HIM: My intuition goes like this: / I’m playing poker with a bunch / And all at once I get a hunch / That’s intuition / I’m playing aces back to back / And I can see a pair of kings / But if there’s one more of those things / What’s my position? /

ME: Well, if you get the cards / Then you should bet the cards / At least, that’s what I’ve always heard 

HIM: You have your hunch, I’ll have mine

ME: Suppose we both just string along

BOTH: Until we prove our intuition can be wrong…

Delighted by her melodious voice, but still able to exercise critical thinking, I answer Judy’s question: “I don’t remember the song as part of the movie, but if it does ring a bell, it’s because sometimes I’ve heard that voice too. But it’s not intuition; it’s cold feet… It’s favoring thinking with the head and dwelling on past mistakes instead of thinking with the heart, believing in future blessings. THAT is the real intuition. What you mention in the song are fear projections. Thinking with the heart is what we should always do… no matter how many times we felt it was broken. Our heart knows when it’s not mistaken…”

“Yes, I agree…” smiles Judy/Dorothy/Susan…

“However,” I add, “as far as I’m concerned, I also need to fully grasp the interactions between heart and mind, the inner workings of what makes our clock tick, because that’s how I get to go back full circle to myself, honing my storytelling skills in passing… To ride among the clouds one needs a minimum of understanding of weather conditions…”

Judy is now fully embodying Susan when she concludes in rhymes: “May white clouds come sailing to make our wedding gown, and then go trailing to the valley where the evening sun goes down…”

Nathalie, speaking of clouds, come back up here, hurry! We’ve got to fly away, a huge storm is coming!!!!!” Rico ‘whinnycries’ from atop the train roof.

“I guess I’d better go,” I say. “It was delightful meeting you, Judy/ Dorothy / Susan! Thanks for reminding me how to mend the dream of my particular somewhere over the rainbow…”

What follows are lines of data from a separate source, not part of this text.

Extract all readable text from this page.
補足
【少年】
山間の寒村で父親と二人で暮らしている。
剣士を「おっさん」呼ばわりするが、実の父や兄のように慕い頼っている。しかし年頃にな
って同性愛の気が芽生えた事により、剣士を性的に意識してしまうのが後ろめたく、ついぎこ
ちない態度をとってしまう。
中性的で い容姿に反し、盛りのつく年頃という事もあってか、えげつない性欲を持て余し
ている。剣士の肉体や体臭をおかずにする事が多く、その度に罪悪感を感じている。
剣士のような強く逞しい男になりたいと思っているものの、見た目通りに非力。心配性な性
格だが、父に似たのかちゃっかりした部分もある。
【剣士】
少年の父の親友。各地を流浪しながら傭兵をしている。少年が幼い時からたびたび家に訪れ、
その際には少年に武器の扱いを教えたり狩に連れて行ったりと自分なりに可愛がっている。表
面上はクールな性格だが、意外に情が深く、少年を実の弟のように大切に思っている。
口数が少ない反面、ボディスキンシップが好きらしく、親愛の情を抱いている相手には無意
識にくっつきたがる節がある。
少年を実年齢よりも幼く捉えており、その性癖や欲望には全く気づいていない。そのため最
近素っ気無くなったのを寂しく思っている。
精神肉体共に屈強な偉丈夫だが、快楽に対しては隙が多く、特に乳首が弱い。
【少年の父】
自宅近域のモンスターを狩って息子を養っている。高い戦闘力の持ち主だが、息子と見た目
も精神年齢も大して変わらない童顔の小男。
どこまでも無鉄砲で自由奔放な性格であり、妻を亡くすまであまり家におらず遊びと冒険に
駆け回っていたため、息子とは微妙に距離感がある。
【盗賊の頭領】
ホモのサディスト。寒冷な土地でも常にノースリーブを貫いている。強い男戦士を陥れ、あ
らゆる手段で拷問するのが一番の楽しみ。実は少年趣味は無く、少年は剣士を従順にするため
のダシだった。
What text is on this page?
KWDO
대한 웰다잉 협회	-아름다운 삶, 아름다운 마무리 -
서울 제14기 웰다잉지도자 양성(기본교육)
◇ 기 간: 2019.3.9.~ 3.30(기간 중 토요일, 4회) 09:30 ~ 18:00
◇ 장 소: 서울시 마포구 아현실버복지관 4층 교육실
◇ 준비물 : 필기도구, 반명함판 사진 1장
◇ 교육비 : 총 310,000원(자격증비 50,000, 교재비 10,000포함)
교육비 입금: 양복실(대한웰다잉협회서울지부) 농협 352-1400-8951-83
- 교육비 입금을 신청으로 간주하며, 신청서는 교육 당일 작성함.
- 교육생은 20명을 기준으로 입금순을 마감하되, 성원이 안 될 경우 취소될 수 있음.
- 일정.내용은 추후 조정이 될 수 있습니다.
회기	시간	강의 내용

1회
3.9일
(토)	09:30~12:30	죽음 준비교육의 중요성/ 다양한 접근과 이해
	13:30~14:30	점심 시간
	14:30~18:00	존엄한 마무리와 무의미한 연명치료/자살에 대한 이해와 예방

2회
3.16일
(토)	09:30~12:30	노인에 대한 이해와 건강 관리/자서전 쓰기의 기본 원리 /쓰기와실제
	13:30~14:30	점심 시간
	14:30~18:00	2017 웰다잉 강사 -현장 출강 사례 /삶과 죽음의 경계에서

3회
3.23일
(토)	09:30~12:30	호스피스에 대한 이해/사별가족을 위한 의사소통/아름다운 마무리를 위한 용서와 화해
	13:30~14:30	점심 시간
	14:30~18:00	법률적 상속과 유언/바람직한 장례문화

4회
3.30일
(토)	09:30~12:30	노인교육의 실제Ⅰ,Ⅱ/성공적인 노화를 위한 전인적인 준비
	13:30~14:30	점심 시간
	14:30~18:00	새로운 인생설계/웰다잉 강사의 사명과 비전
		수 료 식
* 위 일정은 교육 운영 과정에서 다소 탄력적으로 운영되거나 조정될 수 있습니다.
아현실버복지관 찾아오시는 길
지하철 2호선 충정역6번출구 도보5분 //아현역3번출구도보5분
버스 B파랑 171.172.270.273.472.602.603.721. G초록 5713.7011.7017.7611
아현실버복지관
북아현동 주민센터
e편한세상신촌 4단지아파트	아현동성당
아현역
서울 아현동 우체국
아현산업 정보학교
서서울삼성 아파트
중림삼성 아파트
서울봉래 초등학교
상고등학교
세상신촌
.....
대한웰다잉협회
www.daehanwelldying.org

“Be safe!” she says as I hug her goodbye before climbing back on the roof and hop on Rico’s back. We have to fly above huge, black clouds that are coming our way. It is starting to hail ice stones that hurt like needles falling from the sky. The temperature is dropping significantly, and Rico is having a hard time elevating.

“Caw Caw Caw” calls the raven from above the clouds, assuring us “you can make it, you will make it…” But the wind suddenly shoves the bird’s call away and the dark clouds racing in the sky turn into a tornado threatening with engulfing us in the blink of a twister eye.